The 787 Dreamliner makes its first FLIGHT. Isn't it beautiful

Amidst all of the horrors of the world something beautiful took place yesterday. The long overdue first flight of Boeing's new 787 Dreamliner airplane took place yesterday in Seattle. It is an exquisitely beautiful machine, no? It's made up of mostly composite materials and is much lighter than traditional aircraft.

It's wings almost resemble a bird??

New commercial aircraft are a rare breed these days. According to Boeing only every decade or so (although I think they left out Airbus planes, including the perfect A380). So yesterday was a special day....the birth of a new aircraft which will usher in a new era of aviation. Read more about the Dreamliner to find out just why this will be an historical aircraft.

I watched the takeoff live yesterday. It made my day! The photo below is of the plane's first landing.

The plane is the fastest selling aircraft in aviation with almost 900 orders currently, before the plane has even received its airworthy certification. The interior will usher in a new era for passenger comfort. Because of the composite material of the body of the aircraft the plane will not need to be pressurized at as high an altitude which will dramatically decrease passenger jet lag. The windows will be larger (I love large windows...see my post on the Gulfstream). The cabin will be more open.

This is a really gorgeous plane. It is designed to replace Boeing's 767 aircraft.
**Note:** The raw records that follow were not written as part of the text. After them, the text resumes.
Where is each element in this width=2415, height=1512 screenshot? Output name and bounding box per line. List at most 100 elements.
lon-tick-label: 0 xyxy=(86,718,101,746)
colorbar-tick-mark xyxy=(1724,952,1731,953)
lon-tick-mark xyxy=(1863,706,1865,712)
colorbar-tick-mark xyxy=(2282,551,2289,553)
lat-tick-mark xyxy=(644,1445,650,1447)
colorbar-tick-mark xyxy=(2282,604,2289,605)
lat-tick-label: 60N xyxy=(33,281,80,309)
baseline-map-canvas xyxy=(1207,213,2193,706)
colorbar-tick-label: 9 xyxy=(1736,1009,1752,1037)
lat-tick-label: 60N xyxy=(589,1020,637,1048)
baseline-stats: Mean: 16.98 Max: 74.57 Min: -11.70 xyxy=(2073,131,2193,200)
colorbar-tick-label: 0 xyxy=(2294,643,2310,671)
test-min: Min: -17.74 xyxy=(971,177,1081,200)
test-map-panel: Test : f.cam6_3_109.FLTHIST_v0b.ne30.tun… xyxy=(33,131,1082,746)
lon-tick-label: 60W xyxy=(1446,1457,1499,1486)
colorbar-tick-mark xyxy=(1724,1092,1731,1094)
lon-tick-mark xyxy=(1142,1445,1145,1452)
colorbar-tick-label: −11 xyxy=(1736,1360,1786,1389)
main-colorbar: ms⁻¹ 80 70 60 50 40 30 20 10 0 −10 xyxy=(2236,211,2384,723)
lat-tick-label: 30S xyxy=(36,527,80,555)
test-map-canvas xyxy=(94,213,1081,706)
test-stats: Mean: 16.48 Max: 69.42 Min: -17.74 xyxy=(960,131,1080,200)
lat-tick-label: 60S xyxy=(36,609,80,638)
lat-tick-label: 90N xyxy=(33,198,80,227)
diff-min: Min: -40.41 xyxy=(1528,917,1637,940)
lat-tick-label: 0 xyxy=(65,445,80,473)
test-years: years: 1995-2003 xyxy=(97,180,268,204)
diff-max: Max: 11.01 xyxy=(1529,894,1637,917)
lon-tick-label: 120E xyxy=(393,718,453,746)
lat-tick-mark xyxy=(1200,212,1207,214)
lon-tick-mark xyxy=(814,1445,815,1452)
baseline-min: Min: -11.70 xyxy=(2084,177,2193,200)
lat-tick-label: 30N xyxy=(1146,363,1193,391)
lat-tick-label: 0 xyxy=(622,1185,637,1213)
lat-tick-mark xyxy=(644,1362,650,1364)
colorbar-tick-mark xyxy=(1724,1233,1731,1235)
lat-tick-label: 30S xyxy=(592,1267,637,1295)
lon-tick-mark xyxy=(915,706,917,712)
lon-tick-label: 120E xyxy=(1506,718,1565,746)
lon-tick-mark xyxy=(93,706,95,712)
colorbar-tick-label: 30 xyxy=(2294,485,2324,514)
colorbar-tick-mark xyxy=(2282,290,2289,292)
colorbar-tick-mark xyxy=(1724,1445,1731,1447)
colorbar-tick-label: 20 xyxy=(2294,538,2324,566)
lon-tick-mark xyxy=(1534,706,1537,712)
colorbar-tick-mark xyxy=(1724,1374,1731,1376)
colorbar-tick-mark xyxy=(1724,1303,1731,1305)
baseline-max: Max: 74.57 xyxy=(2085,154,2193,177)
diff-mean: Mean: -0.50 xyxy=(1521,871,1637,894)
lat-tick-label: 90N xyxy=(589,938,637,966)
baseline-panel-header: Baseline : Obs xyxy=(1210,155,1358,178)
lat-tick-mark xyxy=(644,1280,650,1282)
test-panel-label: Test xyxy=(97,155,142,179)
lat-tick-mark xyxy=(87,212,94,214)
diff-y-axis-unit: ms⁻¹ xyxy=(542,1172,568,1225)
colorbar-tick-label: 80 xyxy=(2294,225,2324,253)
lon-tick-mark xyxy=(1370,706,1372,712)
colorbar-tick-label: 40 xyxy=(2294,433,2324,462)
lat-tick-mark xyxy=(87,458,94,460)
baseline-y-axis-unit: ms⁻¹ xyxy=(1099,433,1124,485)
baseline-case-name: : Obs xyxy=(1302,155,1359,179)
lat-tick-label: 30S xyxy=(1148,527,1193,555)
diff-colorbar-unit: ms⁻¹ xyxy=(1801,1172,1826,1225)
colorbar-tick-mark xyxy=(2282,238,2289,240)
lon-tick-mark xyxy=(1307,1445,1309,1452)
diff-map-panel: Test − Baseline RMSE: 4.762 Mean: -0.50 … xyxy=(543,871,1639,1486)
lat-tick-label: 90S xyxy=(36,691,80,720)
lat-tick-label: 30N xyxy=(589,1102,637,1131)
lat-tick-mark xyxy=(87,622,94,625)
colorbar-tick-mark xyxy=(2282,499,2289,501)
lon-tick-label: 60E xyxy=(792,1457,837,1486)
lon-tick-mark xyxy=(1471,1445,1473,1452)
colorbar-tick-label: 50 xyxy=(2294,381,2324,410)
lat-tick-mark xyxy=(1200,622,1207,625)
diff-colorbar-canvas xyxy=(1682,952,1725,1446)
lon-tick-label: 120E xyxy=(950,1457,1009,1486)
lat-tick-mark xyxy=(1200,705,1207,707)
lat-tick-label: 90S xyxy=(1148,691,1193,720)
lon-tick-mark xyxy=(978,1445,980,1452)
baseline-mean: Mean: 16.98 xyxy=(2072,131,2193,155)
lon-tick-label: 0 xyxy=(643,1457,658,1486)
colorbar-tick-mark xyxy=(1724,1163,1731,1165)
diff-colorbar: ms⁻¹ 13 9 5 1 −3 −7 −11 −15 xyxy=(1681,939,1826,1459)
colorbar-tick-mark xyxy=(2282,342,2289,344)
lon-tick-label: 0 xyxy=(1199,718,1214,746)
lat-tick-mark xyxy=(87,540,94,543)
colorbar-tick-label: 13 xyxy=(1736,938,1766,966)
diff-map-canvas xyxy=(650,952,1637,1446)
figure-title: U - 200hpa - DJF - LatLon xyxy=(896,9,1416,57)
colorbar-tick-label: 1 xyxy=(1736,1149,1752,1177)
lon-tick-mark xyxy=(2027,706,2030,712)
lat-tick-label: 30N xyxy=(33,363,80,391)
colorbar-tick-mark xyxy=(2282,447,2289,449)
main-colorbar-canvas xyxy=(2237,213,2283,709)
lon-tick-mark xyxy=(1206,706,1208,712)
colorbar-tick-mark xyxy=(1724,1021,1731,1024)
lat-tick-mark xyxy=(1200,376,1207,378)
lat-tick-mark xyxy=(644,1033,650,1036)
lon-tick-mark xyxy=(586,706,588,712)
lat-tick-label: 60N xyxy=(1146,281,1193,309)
It has two aisles and can fly long distance international routes, like the big boys 747 and A380, but with a lot few passengers.
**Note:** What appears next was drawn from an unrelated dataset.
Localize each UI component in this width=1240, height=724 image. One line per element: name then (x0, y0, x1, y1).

The aircraft will carry 200-290 passengers depending upon the configuration and model of the aircraft.

Please visit the Boeing website to see this beautiful plane and find out more.

Wonder if Roman Abramovich will also order one of these as a private jet (see my previous posting on the A380 private jet).

I still think it a damn shame that our stupid species hasn't created a new breed of supersonic passenger jets after the demise of the pioneering Concord SST. It is one of the few examples in human history of mankind taking several giant step backwards.

Maybe Boeing's only number left: the 797 will be supersonic jet?